Northern Ireland

Justice Minister: No blame game over Donagh abuse case

James McDermott and Owen-Roe McDermott
Image caption The McDermott brothers were deemed mentally unfit to stand trial

Justice Minister David Ford has said he does not accept that there has been a blame game over the Donagh child sex abuse case.

It follows controversy over how James and Owen Roe McDermott were allowed to return home to the village.

Mr Ford told the Assembly that both the Departments of Health and Justice were working together to clarify a highly complicated situation.

The health minister has announced a review of the McDermott brothers' case.

Michael McGimpsey said the review would be conducted by the Health and Social Care Board.

It follows Mr Ford's annoucement on Monday that there would be an official inquiry into how cases involving sex offenders are dealt with in Northern Ireland.

Both ministers were questioned about their departments' handling of the case at the Assembly on Tuesday.

Mr Ford said the issue was being taken "as seriously as it could be within the Department of Justice".

He said administrative errors made within Courts and Tribunals Service had "led to a degree of confusion" and added to the suffering of the McDermott brothers' victims.
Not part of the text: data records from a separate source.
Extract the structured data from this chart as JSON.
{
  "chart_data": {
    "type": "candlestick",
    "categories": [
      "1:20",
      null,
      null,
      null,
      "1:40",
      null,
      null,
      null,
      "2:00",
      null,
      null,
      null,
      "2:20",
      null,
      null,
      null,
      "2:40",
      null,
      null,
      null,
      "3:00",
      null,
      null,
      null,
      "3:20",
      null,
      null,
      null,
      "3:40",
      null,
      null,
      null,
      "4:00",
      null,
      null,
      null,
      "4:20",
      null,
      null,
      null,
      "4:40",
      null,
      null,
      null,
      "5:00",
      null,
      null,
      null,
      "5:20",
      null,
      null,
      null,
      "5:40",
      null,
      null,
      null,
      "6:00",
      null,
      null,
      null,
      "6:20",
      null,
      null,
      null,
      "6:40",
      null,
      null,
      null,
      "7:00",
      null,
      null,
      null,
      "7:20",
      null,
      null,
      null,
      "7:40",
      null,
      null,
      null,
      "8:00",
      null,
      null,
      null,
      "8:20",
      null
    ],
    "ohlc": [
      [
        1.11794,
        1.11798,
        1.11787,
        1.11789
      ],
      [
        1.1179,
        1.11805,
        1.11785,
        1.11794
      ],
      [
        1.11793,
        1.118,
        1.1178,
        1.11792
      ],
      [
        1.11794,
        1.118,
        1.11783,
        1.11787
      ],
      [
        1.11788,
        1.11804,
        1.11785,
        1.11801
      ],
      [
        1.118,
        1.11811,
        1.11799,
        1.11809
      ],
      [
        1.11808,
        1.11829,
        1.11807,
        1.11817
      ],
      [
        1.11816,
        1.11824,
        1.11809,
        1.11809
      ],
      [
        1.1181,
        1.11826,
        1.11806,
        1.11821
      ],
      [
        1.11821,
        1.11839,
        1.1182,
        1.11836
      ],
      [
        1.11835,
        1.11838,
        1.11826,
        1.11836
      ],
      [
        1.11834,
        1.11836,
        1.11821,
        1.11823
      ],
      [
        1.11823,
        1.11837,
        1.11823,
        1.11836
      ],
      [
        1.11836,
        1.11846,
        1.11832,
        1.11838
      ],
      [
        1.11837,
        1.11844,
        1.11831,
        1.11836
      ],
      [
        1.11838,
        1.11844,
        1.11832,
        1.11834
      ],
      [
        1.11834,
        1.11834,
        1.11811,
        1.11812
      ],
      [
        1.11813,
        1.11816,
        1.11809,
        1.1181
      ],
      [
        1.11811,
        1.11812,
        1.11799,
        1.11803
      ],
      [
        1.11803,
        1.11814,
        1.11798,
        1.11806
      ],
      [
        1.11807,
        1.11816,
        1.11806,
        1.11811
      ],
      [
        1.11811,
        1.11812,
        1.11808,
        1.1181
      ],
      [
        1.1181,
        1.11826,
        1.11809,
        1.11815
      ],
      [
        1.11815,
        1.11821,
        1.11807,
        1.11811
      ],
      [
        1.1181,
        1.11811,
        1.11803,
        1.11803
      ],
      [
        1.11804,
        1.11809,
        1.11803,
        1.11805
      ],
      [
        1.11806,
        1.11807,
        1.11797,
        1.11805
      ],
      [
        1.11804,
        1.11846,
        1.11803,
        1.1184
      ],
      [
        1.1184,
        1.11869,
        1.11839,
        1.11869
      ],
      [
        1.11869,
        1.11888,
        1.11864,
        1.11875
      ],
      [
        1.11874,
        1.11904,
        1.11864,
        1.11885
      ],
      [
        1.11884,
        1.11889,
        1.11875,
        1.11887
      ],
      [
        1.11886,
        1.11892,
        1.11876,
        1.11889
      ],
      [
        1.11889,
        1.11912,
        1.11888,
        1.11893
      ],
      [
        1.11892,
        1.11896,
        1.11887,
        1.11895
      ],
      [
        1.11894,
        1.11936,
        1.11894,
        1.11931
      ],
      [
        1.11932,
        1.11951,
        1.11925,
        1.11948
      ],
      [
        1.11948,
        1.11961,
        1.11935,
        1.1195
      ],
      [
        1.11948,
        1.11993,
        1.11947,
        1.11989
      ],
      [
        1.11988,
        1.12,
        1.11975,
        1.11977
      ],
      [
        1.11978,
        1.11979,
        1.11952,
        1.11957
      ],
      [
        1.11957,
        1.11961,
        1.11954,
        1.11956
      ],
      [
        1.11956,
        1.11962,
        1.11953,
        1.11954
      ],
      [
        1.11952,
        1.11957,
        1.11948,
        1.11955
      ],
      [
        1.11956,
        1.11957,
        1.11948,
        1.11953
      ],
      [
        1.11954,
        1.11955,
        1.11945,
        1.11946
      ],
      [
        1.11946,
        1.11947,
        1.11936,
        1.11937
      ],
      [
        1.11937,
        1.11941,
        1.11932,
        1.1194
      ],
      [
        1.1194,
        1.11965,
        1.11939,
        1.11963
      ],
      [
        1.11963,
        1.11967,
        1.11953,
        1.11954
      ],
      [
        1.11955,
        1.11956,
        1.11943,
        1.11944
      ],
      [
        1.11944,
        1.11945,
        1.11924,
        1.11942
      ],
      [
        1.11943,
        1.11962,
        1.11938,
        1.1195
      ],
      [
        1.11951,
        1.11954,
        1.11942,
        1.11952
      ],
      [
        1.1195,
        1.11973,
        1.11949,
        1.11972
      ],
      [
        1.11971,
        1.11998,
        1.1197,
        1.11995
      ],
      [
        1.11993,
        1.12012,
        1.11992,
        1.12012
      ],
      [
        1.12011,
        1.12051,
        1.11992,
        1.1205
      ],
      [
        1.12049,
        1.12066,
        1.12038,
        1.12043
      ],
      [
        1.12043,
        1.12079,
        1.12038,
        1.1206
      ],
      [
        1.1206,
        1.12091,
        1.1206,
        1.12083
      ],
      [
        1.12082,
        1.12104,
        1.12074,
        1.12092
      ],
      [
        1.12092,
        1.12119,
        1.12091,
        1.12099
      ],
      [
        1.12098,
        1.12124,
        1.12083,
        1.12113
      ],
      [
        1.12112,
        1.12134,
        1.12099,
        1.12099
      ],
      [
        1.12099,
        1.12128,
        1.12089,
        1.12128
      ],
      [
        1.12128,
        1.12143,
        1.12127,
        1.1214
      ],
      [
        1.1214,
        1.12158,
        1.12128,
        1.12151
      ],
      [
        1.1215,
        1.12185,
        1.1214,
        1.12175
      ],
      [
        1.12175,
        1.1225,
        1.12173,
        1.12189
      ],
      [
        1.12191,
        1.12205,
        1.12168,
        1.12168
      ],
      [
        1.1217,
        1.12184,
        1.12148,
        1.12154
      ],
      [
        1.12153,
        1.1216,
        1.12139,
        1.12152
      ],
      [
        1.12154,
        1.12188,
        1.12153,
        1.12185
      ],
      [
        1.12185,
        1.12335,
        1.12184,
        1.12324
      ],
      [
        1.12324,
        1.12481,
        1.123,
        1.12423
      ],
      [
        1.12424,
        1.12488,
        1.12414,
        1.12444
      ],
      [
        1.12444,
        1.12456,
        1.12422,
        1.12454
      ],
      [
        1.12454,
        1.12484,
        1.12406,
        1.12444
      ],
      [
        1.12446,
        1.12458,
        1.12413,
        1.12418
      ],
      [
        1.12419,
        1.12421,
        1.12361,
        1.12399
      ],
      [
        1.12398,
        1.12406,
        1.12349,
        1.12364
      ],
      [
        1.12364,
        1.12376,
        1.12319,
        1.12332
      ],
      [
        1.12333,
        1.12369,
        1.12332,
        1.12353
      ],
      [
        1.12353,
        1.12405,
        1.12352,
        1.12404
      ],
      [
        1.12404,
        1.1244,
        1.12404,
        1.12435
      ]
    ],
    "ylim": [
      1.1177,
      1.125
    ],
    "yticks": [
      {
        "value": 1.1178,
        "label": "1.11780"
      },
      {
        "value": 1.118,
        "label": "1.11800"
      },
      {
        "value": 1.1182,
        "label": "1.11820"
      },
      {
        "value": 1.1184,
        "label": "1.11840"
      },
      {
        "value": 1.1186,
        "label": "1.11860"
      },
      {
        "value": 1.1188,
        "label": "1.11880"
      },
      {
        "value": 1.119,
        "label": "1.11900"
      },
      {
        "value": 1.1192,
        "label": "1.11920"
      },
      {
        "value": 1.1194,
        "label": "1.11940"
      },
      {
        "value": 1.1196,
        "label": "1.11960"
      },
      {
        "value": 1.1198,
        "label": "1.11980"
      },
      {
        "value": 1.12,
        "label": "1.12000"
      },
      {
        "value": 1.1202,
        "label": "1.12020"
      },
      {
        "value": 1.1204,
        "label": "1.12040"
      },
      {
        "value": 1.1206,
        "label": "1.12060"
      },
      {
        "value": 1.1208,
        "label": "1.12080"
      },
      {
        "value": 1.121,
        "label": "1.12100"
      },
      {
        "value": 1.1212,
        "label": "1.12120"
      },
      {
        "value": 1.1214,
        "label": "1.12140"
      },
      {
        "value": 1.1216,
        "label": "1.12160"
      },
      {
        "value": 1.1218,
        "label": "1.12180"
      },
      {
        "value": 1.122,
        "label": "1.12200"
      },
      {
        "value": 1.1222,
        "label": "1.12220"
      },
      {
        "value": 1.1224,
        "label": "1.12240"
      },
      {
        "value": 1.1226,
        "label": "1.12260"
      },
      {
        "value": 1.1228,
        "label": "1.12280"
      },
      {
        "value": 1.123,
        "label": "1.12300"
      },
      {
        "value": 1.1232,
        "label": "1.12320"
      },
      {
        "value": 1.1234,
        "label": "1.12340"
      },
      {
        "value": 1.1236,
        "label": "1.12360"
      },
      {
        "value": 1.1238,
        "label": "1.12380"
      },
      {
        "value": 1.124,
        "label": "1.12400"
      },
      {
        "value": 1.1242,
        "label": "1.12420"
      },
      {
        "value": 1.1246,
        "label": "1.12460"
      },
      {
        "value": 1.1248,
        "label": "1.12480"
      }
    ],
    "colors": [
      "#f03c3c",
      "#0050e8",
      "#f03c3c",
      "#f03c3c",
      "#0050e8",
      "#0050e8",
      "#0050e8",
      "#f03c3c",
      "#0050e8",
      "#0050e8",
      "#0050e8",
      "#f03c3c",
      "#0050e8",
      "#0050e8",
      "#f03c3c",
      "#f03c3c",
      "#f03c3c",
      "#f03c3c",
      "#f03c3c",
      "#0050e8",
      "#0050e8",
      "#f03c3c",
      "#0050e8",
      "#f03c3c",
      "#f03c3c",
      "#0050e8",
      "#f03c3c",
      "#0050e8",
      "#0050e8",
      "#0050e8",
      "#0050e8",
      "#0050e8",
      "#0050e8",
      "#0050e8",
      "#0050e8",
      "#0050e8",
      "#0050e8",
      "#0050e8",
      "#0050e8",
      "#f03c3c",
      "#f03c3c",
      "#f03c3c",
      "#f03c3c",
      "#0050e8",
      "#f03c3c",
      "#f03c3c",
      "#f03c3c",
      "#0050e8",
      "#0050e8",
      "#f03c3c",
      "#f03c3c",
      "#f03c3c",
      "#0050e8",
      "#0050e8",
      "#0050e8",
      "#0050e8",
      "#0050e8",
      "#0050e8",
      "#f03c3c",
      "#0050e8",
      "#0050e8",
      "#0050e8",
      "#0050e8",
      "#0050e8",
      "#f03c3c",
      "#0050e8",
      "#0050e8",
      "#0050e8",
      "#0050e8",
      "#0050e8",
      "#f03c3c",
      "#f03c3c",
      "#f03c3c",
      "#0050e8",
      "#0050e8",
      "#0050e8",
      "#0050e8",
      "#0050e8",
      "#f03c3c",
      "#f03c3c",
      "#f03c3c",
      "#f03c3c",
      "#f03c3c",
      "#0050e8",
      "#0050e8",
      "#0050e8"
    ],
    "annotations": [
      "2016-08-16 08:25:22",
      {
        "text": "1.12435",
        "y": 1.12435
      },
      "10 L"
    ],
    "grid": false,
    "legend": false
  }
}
The justice minister said he hoped Assembly members would be reassured by the announcement of the official inquiry, together with internal investigations within the Courts and Tribunals Service, and the work done in relation to staff training and improving proceedures.
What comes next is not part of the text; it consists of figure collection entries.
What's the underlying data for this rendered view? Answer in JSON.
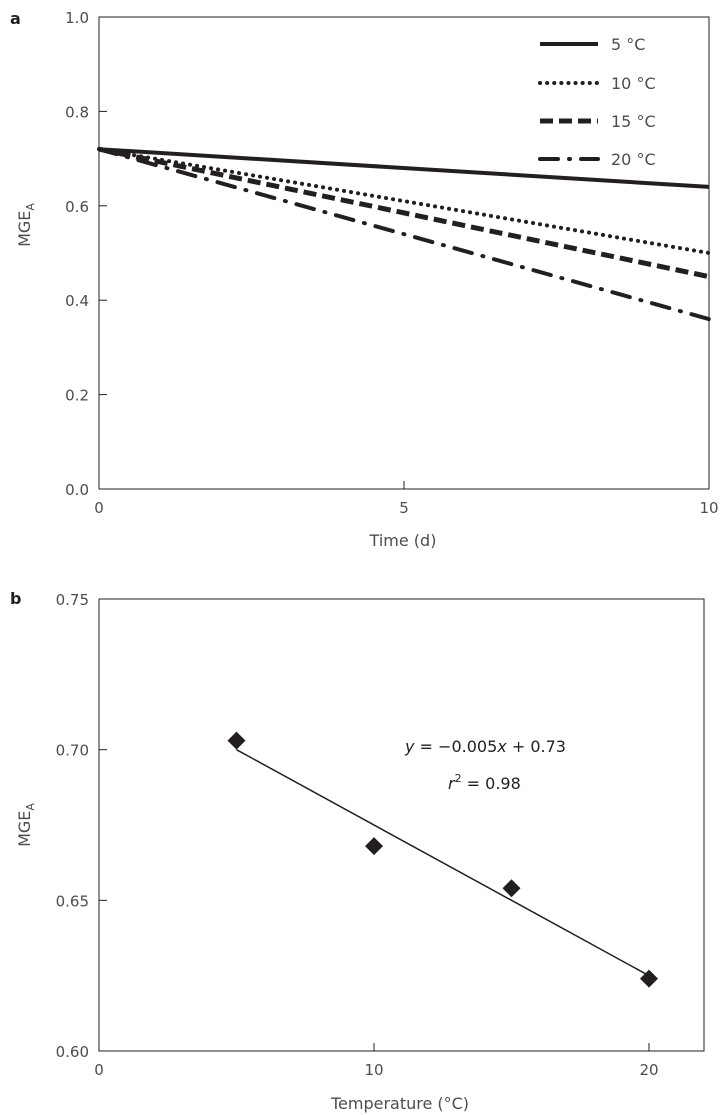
{
  "chart_data": [
    {
      "panel": "a",
      "type": "line",
      "title": "",
      "xlabel": "Time (d)",
      "ylabel_main": "MGE",
      "ylabel_sub": "A",
      "xlim": [
        0,
        10
      ],
      "ylim": [
        0,
        1.0
      ],
      "xticks": [
        0,
        5,
        10
      ],
      "xtick_labels": [
        "0",
        "5",
        "10"
      ],
      "yticks": [
        0,
        0.2,
        0.4,
        0.6,
        0.8,
        1.0
      ],
      "ytick_labels": [
        "0.0",
        "0.2",
        "0.4",
        "0.6",
        "0.8",
        "1.0"
      ],
      "legend_position": "top-right",
      "series": [
        {
          "name": "5 °C",
          "style": "solid",
          "x": [
            0,
            10
          ],
          "y": [
            0.72,
            0.64
          ]
        },
        {
          "name": "10 °C",
          "style": "dotted",
          "x": [
            0,
            10
          ],
          "y": [
            0.72,
            0.5
          ]
        },
        {
          "name": "15 °C",
          "style": "dashed",
          "x": [
            0,
            10
          ],
          "y": [
            0.72,
            0.45
          ]
        },
        {
          "name": "20 °C",
          "style": "dashdot",
          "x": [
            0,
            10
          ],
          "y": [
            0.72,
            0.36
          ]
        }
      ]
    },
    {
      "panel": "b",
      "type": "scatter",
      "title": "",
      "xlabel": "Temperature (°C)",
      "ylabel_main": "MGE",
      "ylabel_sub": "A",
      "xlim": [
        0,
        22
      ],
      "ylim": [
        0.6,
        0.75
      ],
      "xticks": [
        0,
        10,
        20
      ],
      "xtick_labels": [
        "0",
        "10",
        "20"
      ],
      "yticks": [
        0.6,
        0.65,
        0.7,
        0.75
      ],
      "ytick_labels": [
        "0.60",
        "0.65",
        "0.70",
        "0.75"
      ],
      "points": {
        "x": [
          5,
          10,
          15,
          20
        ],
        "y": [
          0.703,
          0.668,
          0.654,
          0.624
        ]
      },
      "fit": {
        "x": [
          5,
          20
        ],
        "y": [
          0.7,
          0.625
        ]
      },
      "annotation": {
        "eq_y": "y",
        "eq_rest": " = −0.005",
        "eq_x": "x",
        "eq_tail": " + 0.73",
        "r_sym": "r",
        "r_exp": "2",
        "r_tail": " = 0.98"
      }
    }
  ]
}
He said the external, detailed examination by the Chief Inspector of Criminal Justice was an indication of how seriously his department was taking the matter.

Mr Ford said work was under way "on an urgent basis" and the external report was due at the end of October.
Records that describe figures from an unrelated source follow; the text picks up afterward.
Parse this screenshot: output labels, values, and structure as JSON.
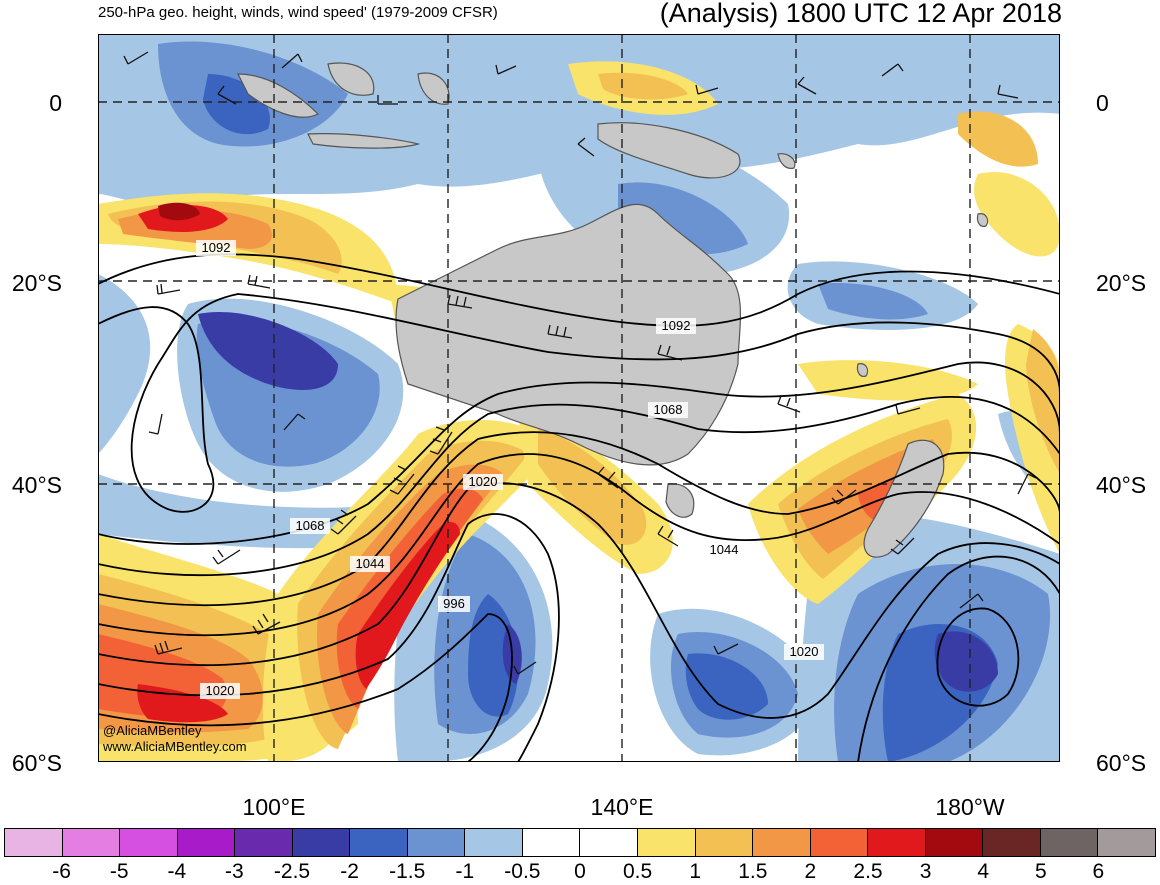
{
  "header": {
    "subtitle": "250-hPa geo. height, winds, wind speed' (1979-2009 CFSR)",
    "title": "(Analysis) 1800 UTC 12 Apr 2018"
  },
  "map": {
    "latitude_labels": [
      "0",
      "20°S",
      "40°S",
      "60°S"
    ],
    "longitude_labels": [
      "100°E",
      "140°E",
      "180°W"
    ],
    "contour_labels": [
      "1092",
      "1092",
      "1068",
      "1068",
      "1044",
      "1044",
      "1020",
      "1020",
      "996",
      "1020"
    ],
    "credit": [
      "@AliciaMBentley",
      "www.AliciaMBentley.com"
    ],
    "land_color": "#c8c8c8",
    "coast_color": "#555555"
  },
  "colorbar": {
    "labels": [
      "-6",
      "-5",
      "-4",
      "-3",
      "-2.5",
      "-2",
      "-1.5",
      "-1",
      "-0.5",
      "0",
      "0.5",
      "1",
      "1.5",
      "2",
      "2.5",
      "3",
      "4",
      "5",
      "6"
    ],
    "colors": [
      "#e8b4e4",
      "#e57ee3",
      "#d54fe0",
      "#a81bc9",
      "#6a2aae",
      "#3a3ca6",
      "#3a64c0",
      "#6b93d2",
      "#a6c6e6",
      "#ffffff",
      "#ffffff",
      "#f9e36a",
      "#f3c053",
      "#f19745",
      "#f26236",
      "#e2191c",
      "#a30a10",
      "#6a2525",
      "#6e6464",
      "#a39b9b"
    ]
  }
}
"Any recommendation will be put into place as fast as can be done," he told the Assembly.

James and Owen Roe McDermott were two of four brothers involved in what one judge described as a "tidal wave of abuse" in the County Fermanagh village, stretching back over a 30-year period.

In June, the pair were deemed mentally unfit to stand trial and returned to live in Donagh.

Following objections from their victims and concerned residents, the brothers admitted themselves to hospital for treatment.

However, questions have been raised over how their case was handled by the Justice Department and staff from the Western Health and Social Care Trust.

Last week, the chair of the Assembly's Justice Committee Lord Morrow said the Donagh case was "becoming a search to find someone on whom to label blame".